Krisen als Chance
Krisenzeiten gehören im System der TCM zum Winter bzw. zur Wandlungsphase Wasser. Früher hatte der Winter bedrohliche Aspekte. Es galt die angelegten Vorräte einzuteilen, sich und seine Liebsten vor möglichen Gefahren wie der Kälte oder dem Hunger zu schützen. Man ging sorgsam mit den eigenen Ressourcen um, im Wissen, dass irgendwann der Frühling an die Tür klopft. Und ein guter Winter ist Voraussetzung für einen guten Frühling, wo wieder Neues wachsen und entstehen kann.
Auch heute ziehen wir uns in der Regel in Krisenzeiten wie z.B. persönlichen Schicksalsschlägen oder Krankheiten zurück. Denn Krisen haben einen bedrohlichen Charakter – sie machen uns verständlicherweise grosse Angst. Diese Angst lähmt uns. Sie will gesehen werden. Und es geht hier nicht um die anderen, sondern einzig und allein um sich selbst und seine Gefühle. Denn nur, wenn man ganz genau in sich hineinspürt, wenn man wirklich ehrlich zu sich selbst ist, kann man die eigene Angst und ihr Hintergrund erkennen. Erst jetzt kann durch Annehmen wirkliche Veränderung, kann Transformation geschehen. Doch diese Ehrlichkeit mit sich selbst braucht Mut.
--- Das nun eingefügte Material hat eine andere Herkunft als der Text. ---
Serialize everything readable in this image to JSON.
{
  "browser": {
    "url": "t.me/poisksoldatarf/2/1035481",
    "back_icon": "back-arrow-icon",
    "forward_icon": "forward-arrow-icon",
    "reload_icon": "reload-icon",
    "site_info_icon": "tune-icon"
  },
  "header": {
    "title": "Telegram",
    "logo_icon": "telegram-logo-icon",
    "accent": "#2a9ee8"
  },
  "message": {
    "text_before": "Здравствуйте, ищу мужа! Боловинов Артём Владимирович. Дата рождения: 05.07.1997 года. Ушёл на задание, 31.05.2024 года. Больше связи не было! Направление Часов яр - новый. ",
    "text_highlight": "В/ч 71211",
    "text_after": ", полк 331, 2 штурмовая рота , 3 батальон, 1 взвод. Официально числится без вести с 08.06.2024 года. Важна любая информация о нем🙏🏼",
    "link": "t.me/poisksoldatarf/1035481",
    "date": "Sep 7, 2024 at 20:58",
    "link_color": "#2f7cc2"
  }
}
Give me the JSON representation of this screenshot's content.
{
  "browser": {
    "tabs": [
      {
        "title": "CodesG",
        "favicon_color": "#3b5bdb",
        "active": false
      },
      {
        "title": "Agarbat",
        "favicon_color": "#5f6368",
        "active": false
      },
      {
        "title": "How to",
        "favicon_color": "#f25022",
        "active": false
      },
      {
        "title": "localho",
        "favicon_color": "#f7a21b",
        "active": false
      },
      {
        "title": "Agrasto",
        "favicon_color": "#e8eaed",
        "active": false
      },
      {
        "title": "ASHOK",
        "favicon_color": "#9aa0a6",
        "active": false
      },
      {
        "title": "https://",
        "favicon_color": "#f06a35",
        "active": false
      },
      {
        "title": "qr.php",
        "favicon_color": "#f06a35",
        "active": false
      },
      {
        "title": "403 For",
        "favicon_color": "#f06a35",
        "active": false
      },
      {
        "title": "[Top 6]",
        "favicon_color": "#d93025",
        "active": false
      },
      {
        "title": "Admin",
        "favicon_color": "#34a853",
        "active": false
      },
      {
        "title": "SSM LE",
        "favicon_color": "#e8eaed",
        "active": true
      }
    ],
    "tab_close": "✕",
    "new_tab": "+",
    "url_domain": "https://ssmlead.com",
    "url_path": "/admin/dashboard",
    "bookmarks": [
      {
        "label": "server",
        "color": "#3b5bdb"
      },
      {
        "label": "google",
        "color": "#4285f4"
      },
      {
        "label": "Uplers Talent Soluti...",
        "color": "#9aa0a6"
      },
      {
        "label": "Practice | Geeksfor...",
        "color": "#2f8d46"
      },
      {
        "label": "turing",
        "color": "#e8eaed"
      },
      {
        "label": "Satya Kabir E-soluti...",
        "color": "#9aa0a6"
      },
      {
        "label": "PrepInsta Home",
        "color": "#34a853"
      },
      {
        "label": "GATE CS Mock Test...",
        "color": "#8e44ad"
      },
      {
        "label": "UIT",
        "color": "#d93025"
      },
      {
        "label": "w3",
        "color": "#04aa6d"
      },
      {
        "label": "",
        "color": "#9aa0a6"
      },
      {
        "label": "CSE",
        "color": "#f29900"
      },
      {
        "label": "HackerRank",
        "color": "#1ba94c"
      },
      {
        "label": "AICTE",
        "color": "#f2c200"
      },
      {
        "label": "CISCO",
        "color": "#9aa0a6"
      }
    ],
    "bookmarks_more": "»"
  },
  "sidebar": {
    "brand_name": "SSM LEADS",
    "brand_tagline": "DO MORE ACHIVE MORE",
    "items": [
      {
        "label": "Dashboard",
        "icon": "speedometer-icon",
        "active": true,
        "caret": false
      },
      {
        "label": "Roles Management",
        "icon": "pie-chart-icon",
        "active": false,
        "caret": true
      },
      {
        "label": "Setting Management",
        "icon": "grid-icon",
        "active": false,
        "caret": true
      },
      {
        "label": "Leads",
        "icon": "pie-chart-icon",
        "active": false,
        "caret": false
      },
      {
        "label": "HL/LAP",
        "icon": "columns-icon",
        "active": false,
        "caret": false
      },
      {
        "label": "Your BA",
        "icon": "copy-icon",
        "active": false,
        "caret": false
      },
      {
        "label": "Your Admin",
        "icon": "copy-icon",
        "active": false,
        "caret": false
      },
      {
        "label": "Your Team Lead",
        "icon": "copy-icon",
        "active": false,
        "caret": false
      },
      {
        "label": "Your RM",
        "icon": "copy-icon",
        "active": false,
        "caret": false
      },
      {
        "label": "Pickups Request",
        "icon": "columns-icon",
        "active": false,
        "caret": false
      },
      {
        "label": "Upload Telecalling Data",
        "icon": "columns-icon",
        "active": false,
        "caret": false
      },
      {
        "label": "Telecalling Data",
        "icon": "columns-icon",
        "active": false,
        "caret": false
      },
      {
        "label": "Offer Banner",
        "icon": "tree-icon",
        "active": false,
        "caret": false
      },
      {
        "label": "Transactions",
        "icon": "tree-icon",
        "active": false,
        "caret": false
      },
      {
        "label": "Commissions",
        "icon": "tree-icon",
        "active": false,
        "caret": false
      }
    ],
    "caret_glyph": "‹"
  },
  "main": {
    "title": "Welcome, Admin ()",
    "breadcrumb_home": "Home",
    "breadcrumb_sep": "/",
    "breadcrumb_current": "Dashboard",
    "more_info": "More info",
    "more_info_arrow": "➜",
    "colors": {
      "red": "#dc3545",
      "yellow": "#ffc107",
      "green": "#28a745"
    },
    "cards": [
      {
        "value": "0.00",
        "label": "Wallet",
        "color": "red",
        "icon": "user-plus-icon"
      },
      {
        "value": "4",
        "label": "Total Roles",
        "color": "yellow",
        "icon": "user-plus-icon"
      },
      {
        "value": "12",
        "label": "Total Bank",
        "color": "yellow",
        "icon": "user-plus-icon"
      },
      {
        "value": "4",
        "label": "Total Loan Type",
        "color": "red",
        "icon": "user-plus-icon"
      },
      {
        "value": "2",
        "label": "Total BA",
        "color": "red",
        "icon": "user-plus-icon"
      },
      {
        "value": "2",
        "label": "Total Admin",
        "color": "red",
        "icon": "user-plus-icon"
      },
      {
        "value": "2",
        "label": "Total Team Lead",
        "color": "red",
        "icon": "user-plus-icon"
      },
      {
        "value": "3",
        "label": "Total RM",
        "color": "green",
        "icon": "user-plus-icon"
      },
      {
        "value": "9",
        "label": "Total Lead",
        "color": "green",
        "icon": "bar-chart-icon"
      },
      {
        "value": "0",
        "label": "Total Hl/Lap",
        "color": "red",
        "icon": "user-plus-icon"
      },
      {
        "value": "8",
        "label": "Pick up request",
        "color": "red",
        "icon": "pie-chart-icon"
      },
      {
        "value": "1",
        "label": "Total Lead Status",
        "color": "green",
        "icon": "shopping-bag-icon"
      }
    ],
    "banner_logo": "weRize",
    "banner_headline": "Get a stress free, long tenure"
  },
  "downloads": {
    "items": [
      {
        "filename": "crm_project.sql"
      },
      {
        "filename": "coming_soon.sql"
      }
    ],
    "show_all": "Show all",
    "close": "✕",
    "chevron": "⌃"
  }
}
Das Wort Krise setzt sich im Chinesischen aus zwei Schriftzeichen zusammen – das eine bedeutet Gefahr, das andere Gelegenheit. Ich kann mich für das eine oder für das andere entscheiden.
In der Regel ist es einfacher, sich für die Gefahr zu entscheiden. Das sind wir uns nämlich von unseren alltäglichen kleinen und grossen Dramen gewöhnt. Unser Kopf spielt da gerne mit. Kreiert zukünftige Szenerien, von denen wir überhaupt nicht wissen können, ob sie je eintreten. Aber Hauptsache unser Denker ist schön beschäftig mit seinen Geschichten, damit man nicht wirklich hinschauen muss. Die perfekte Ablenkung. Denn die Stille, das Sein mit uns selbst, das ertragen wir kaum.
In der Regel suchen wir dann auch noch einen Schuldigen. Jemand muss ja für diese Gefahr, für dieses Drama, dass sich gerade abspielt, für unsere Angst die Schuld tragen. Auch das ist einfacher – den anderen, den anders Denkenden, den anders Handelnden die Schuld zu geben. Und so dreht sich die Spirale stetig weiter, ohne dass wir einen Ausweg finden. Wir verfallen in den Panik-Modus. Klares und überlegtes Denken und Handeln ist dann nicht mehr möglich. Das nützt niemandem, am wenigsten einem selbst.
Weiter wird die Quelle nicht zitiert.